快速重新抓取网站
我正在开发一个系统,该系统必须跟踪几个门户的内容并每晚检查更改(例如下载并索引白天添加的新网站)。该门户的内容将被编入索引以供搜索。问题在于重新抓取该门户 - 第一次抓取门户需要很长时间(门户示例:www.onet.pl、www.bankier.pl、www.gazeta.pl)并且我想重新抓取它更快(尽可能快),例如通过检查修改日期,但我使用wget下载www.bankier.pl,但作为回应,它抱怨没有最后一个- 修改标头。 有什么办法可以重新抓取这么多网站吗?我也尝试过使用 Nutch,但重新抓取的脚本似乎无法正常工作 - 或者它也取决于此标头(最后修改的)。 也许有一种工具,爬虫(如 Nutch 或其他东西)可以通过添加新站点来更新已下载的站点?
此致, 沃伊泰克
I am developing a system that has to track content of few portals and check changes every night (for example download and index new sites that have been added during the day). Content of this portals will be indexed for searching. The problem is in re-crawling this portals - first crawling of portal takes very long (examples of portals: www.onet.pl, www.bankier.pl, www.gazeta.pl ) and I want to re-crawl it faster (as fast as it is possible) for example by checking date of modification but I have used wget to download www.bankier.pl but in response it complains that there is no last-modification header.
Is there any way to re-crawl so many sites?
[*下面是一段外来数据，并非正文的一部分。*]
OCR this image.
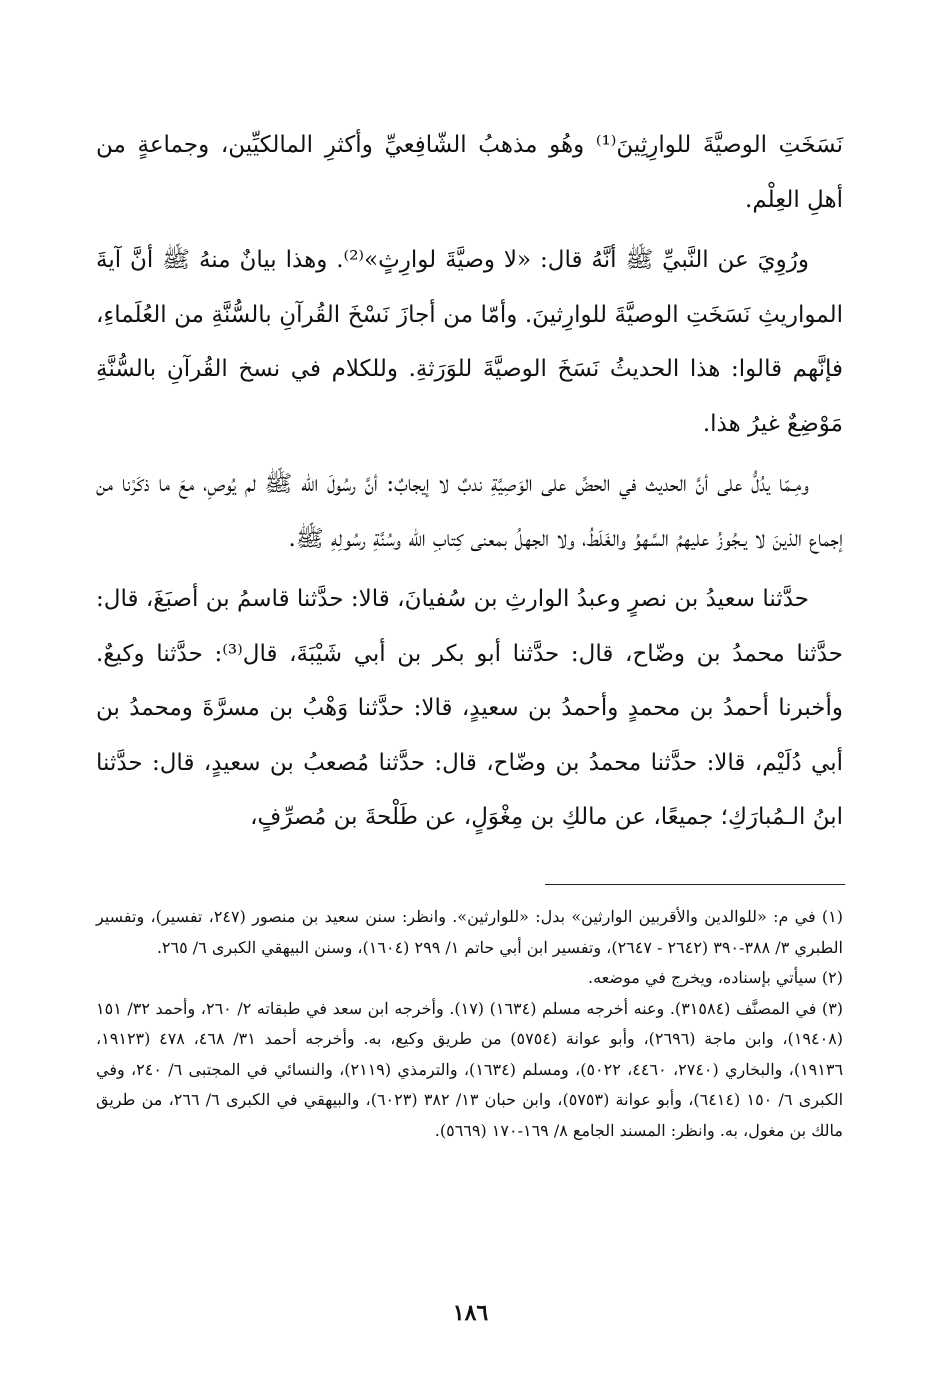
نَسَخَتِ الوصيَّةَ للوارِثِينَ⁽¹⁾ وهُو مذهبُ الشّافِعيِّ وأكثرِ المالكيِّين، وجماعةٍ من أهلِ العِلْم.

ورُوِيَ عن النَّبيِّ ﷺ أنَّهُ قال: «لا وصيَّةَ لوارِثٍ»⁽²⁾. وهذا بيانٌ منهُ ﷺ أنَّ آيةَ المواريثِ نَسَخَتِ الوصيَّةَ للوارِثينَ. وأمّا من أجازَ نَسْخَ القُرآنِ بالسُّنَّةِ من العُلَماءِ، فإنَّهم قالوا: هذا الحديثُ نَسَخَ الوصيَّةَ للوَرَثةِ. وللكلام في نسخ القُرآنِ بالسُّنَّةِ مَوْضِعٌ غيرُ هذا.

ومِـمّا يدُلُّ على أنَّ الحديث في الحضِّ على الوَصِيَّةِ ندبٌ لا إيجابٌ: أنَّ رسُولَ الله ﷺ لم يُوصِ، معَ ما ذكَرْنا من إجماع الذينَ لا يـجُوزُ عليهمُ السَّهوُ والغَلَطُ، ولا الجهلُ بمعنى كِتابِ الله وسُنَّةِ رسُولِهِ ﷺ.

حدَّثنا سعيدُ بن نصرٍ وعبدُ الوارثِ بن سُفيانَ، قالا: حدَّثنا قاسمُ بن أصبَغَ، قال: حدَّثنا محمدُ بن وضّاح، قال: حدَّثنا أبو بكر بن أبي شَيْبَةَ، قال⁽³⁾: حدَّثنا وكيعٌ. وأخبرنا أحمدُ بن محمدٍ وأحمدُ بن سعيدٍ، قالا: حدَّثنا وَهْبُ بن مسرَّةَ ومحمدُ بن أبي دُلَيْم، قالا: حدَّثنا محمدُ بن وضّاح، قال: حدَّثنا مُصعبُ بن سعيدٍ، قال: حدَّثنا ابنُ الـمُبارَكِ؛ جميعًا، عن مالكِ بن مِغْوَلٍ، عن طَلْحةَ بن مُصرِّفٍ،

(١) في م: «للوالدين والأقربين الوارثين» بدل: «للوارثين». وانظر: سنن سعيد بن منصور (٢٤٧، تفسير)، وتفسير الطبري ٣/ ٣٨٨-٣٩٠ (٢٦٤٢ - ٢٦٤٧)، وتفسير ابن أبي حاتم ١/ ٢٩٩ (١٦٠٤)، وسنن البيهقي الكبرى ٦/ ٢٦٥.

(٢) سيأتي بإسناده، ويخرج في موضعه.

(٣) في المصنَّف (٣١٥٨٤). وعنه أخرجه مسلم (١٦٣٤) (١٧). وأخرجه ابن سعد في طبقاته ٢/ ٢٦٠، وأحمد ٣٢/ ١٥١ (١٩٤٠٨)، وابن ماجة (٢٦٩٦)، وأبو عوانة (٥٧٥٤) من طريق وكيع، به. وأخرجه أحمد ٣١/ ٤٦٨، ٤٧٨ (١٩١٢٣، ١٩١٣٦)، والبخاري (٢٧٤٠، ٤٤٦٠، ٥٠٢٢)، ومسلم (١٦٣٤)، والترمذي (٢١١٩)، والنسائي في المجتبى ٦/ ٢٤٠، وفي الكبرى ٦/ ١٥٠ (٦٤١٤)، وأبو عوانة (٥٧٥٣)، وابن حبان ١٣/ ٣٨٢ (٦٠٢٣)، والبيهقي في الكبرى ٦/ ٢٦٦، من طريق مالك بن مغول، به. وانظر: المسند الجامع ٨/ ١٦٩-١٧٠ (٥٦٦٩).

١٨٦
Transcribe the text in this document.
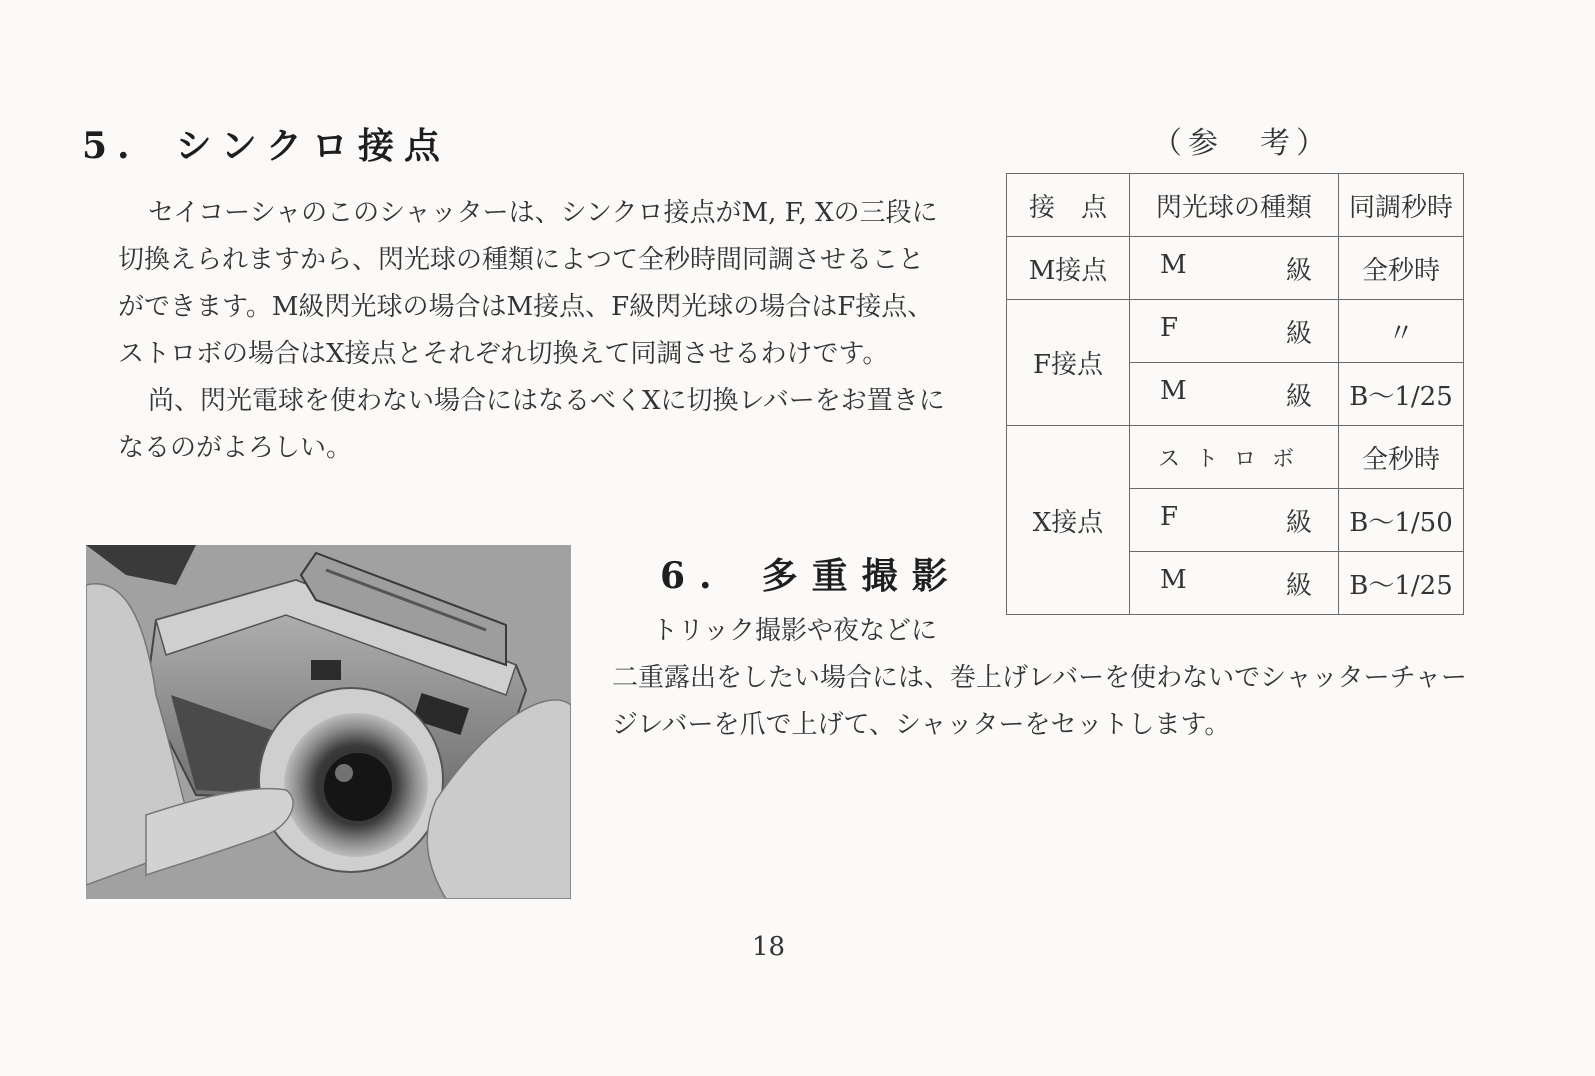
5. シンクロ接点

セイコーシャのこのシャッターは、シンクロ接点がM, F, Xの三段に切換えられますから、閃光球の種類によつて全秒時間同調させることができます。M級閃光球の場合はM接点、F級閃光球の場合はF接点、ストロボの場合はX接点とそれぞれ切換えて同調させるわけです。

尚、閃光電球を使わない場合にはなるべくXに切換レバーをお置きになるのがよろしい。

（参　考）
接　点	閃光球の種類	同調秒時
M接点	M 級	全秒時
F接点	F 級	〃

	M 級	B〜1/25
X接点	ストロボ	全秒時

	F 級	B〜1/50

	M 級	B〜1/25
6. 多重撮影

トリック撮影や夜などに

二重露出をしたい場合には、巻上げレバーを使わないでシャッターチャージレバーを爪で上げて、シャッターをセットします。

18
I have also tried using Nutch but script for re-clawing seems not work properly - or it also depends on this headers (last-modified).
Maybe there is a tool, crawler (like Nutch or something) that can update already downloaded sites by adding new one??
Best regards,
Wojtek
如果你对这篇内容有疑问,欢迎到本站社区发帖提问 参与讨论,获取更多帮助,或者扫码二维码加入 Web 技术交流群。

绑定邮箱获取回复消息
由于您还没有绑定你的真实邮箱,如果其他用户或者作者回复了您的评论,将不能在第一时间通知您!
发布评论
评论(2)
我建议使用 curl 仅获取头部并检查 Last-Modified 标头是否已更改。
例子:
I recommend using curl to fetch only the head and check if the Last-Modified header has changed.
Example:
对于 Nutch,我写了一篇关于 如何使用 Nutch 重新抓取。基本上,您应该为 db.fetch.interval.default 设置设置一个较低的值。下次获取 URL 时,Nutch 将使用上次获取时间作为 If-Modified-Since HTTP 标头的值。
For Nutch, I have written a blog post on how to re-crawl with Nutch. Basically, you should set a low value for the db.fetch.interval.default setting. On the next fetch of a url, Nutch will use the last fetch time as the value for the If-Modified-Since HTTP header.